26 March 2010

Whatcha doing, AG Cuccinnelli?

Virginia against the Patient Protection and Affordable Care Act

The latest issue seems to be not a criticism of the law's logic but of whether or not the federal government can enact law that requires state's citizens to purchase something and then fines them if they don't. Earlier this year, likely in the face of the coming healthcare law, the Virginia Senate amended its code to explicitly protect its citizens from such purchases and penalties (unless the health insurance is required for enrollment in a university or part of a state-administered program to receive federal Social Security Act funds).

According to the Virginia Attorney General’s lawsuit against the U.S. Secretary of Health, congress has no authority to enforce the “individual mandate” portion of the healthcare law because it doesn’t fall under Congress’s powers granted in the Commerce Clause of the Constitution. And because, the lawsuit says, the individual mandate is essential and inseparable from the entire law, the law is unconstitutional and can be enforced neither in toto nor in part.

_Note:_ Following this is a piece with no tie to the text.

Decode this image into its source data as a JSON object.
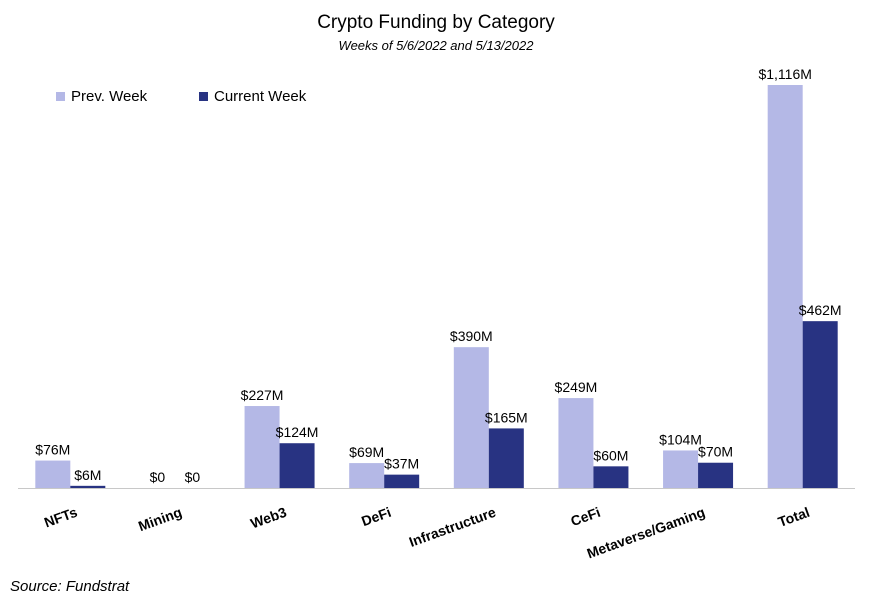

Though a court is more likely than not to uphold the congressional regulation under the category of activities that assert “a substantial impact on interstate commerce,” which meets Commerce Clause jurisprudence set by the Supreme Court, the healthcare law might also be seen as a legitimate exercise of Congress’s authority to tax and spend for the general welfare of the country (the first in the list of powers delegated to Congress by the Constitution) in combination with a decision to deny certain federal money to states if they don’t comply with a federal directive, also recognized by the Supreme Court as legitimate under the Spending Clause.

I think the state Attorneys General who are filing lawsuit face big legal roadblocks: the Supremacy Clause of the Constitution is not on their side, and nether are Court precedent and the welfare of citizens.



Related links:

Congressional Research Service
Requiring Individuals to Obtain Health Insurance: A Constitutional Analysis, July 24, 2009

American Constitution Society, Issue Brief
“Mandatory Health Insurance: Is It Constitutional?” by Simon Lazarus

Virginia
Virginia AG Cuccinnelli’s lawsuit against Sec of Health & Human Services Kathleen Sebelius
RichmondSunlight’s record of the amendment to the Code of Virginia
Code of Virginia

Social Security Act
Title XIX—Grants to States for Medical Assistance Programs
Title XXI—State Children's Health Insurance Program

Constitution of the United States
Article 1, Section 8: Tax and Spend and “Commerce Clause”

Supreme Court
Wickard v. Filburn



Note: It's 5 August 2011. Last night I found the notes above, dated 26 March 2010, which somehow escaped getting added to the blog. I'm backdating this post to the day it was written, but I really just put it up today. #cheating. (That's how you know I'm cheating; I wouldn't have deigned to speak in hashtag back then. #TooCoolForTwitter) The origins of these notes: A friend brought up, via my Facebook wall, the constitutionality of income tax when I admittedly got a bit case law nerdish. After reining in the stampede of citations, I ended my part of the conversation with "Don’t get me started on the individual mandate lawsuit filed by Virginia’s AG." As in, hee hee, aren't I silly for carrying on about law? I, um, subsequently went straight to work on carrying on.